Machine Learning with Tessera Embeddings • GeoTessera

Introduction

Tessera embeddings are designed to be used as features for machine learning tasks. The 128-dimensional embedding vectors capture rich semantic information about land cover, vegetation, urban areas, and other environmental features derived from Sentinel-1 and Sentinel-2 satellite imagery.

This vignette demonstrates common machine learning workflows using the Cambridge region (4 tiles, ~400 MB) as a practical example.

library(GeoTessera)
library(ggplot2)

Demonstration with Simulated Data

Before working with real data, let’s demonstrate the machine learning workflows using simulated embeddings. This helps understand the structure without requiring downloads.

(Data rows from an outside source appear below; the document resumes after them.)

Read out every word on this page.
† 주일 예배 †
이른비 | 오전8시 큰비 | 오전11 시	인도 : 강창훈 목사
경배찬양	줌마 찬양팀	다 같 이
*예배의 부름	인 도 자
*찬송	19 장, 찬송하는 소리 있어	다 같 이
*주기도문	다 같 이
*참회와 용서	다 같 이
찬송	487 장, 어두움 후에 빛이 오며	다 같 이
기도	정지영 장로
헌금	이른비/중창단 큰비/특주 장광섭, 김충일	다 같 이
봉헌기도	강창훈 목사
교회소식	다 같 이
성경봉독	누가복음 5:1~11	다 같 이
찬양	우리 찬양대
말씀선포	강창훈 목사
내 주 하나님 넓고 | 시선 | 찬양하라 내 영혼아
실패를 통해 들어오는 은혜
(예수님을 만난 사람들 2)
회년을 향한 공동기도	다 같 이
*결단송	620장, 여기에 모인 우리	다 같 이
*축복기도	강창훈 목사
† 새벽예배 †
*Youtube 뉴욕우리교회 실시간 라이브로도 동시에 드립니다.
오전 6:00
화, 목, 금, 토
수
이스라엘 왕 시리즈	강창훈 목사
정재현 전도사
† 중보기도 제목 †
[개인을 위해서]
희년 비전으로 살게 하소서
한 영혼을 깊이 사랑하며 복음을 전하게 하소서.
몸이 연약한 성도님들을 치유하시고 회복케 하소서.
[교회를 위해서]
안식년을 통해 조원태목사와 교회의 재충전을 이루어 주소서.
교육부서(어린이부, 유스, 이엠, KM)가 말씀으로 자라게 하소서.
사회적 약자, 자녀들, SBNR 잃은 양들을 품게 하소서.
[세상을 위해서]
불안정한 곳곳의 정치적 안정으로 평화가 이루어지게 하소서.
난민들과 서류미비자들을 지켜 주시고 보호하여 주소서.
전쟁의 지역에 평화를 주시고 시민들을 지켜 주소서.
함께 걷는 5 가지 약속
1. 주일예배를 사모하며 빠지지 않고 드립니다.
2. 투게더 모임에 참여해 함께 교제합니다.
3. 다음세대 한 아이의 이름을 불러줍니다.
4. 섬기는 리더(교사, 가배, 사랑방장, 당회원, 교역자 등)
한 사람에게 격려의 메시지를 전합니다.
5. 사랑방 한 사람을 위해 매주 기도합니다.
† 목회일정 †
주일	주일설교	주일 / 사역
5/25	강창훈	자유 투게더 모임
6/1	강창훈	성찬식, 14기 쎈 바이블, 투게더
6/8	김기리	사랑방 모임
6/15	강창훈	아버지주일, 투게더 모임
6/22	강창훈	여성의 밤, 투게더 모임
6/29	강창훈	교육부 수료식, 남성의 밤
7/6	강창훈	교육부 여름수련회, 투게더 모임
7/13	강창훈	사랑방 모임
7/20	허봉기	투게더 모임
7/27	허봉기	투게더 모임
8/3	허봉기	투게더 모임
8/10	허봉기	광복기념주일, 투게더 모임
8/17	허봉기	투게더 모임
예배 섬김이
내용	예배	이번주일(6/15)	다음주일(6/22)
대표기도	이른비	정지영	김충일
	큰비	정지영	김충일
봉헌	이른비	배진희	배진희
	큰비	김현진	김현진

Simulated 128-Channel Embeddings

set.seed(42)
n_samples <- 500

# Simulate 128-dimensional embeddings with 3 land cover types
# Each class has distinct patterns in embedding space
generate_class_embeddings <- function(n, class_id) {
  # Base pattern varies by class
  base <- switch(class_id,
    "urban" = rnorm(128, mean = 0.5, sd = 0.1),
    "vegetation" = rnorm(128, mean = -0.3, sd = 0.15),
    "water" = rnorm(128, mean = 0.1, sd = 0.05)
  )

  # Generate samples with class-specific variation
  samples <- matrix(nrow = n, ncol = 128)
  for (i in 1:n) {
    samples[i, ] <- base + rnorm(128, sd = 0.2)
  }
  samples
}

# Generate data for each class
urban_emb <- generate_class_embeddings(200, "urban")
veg_emb <- generate_class_embeddings(200, "vegetation")
water_emb <- generate_class_embeddings(100, "water")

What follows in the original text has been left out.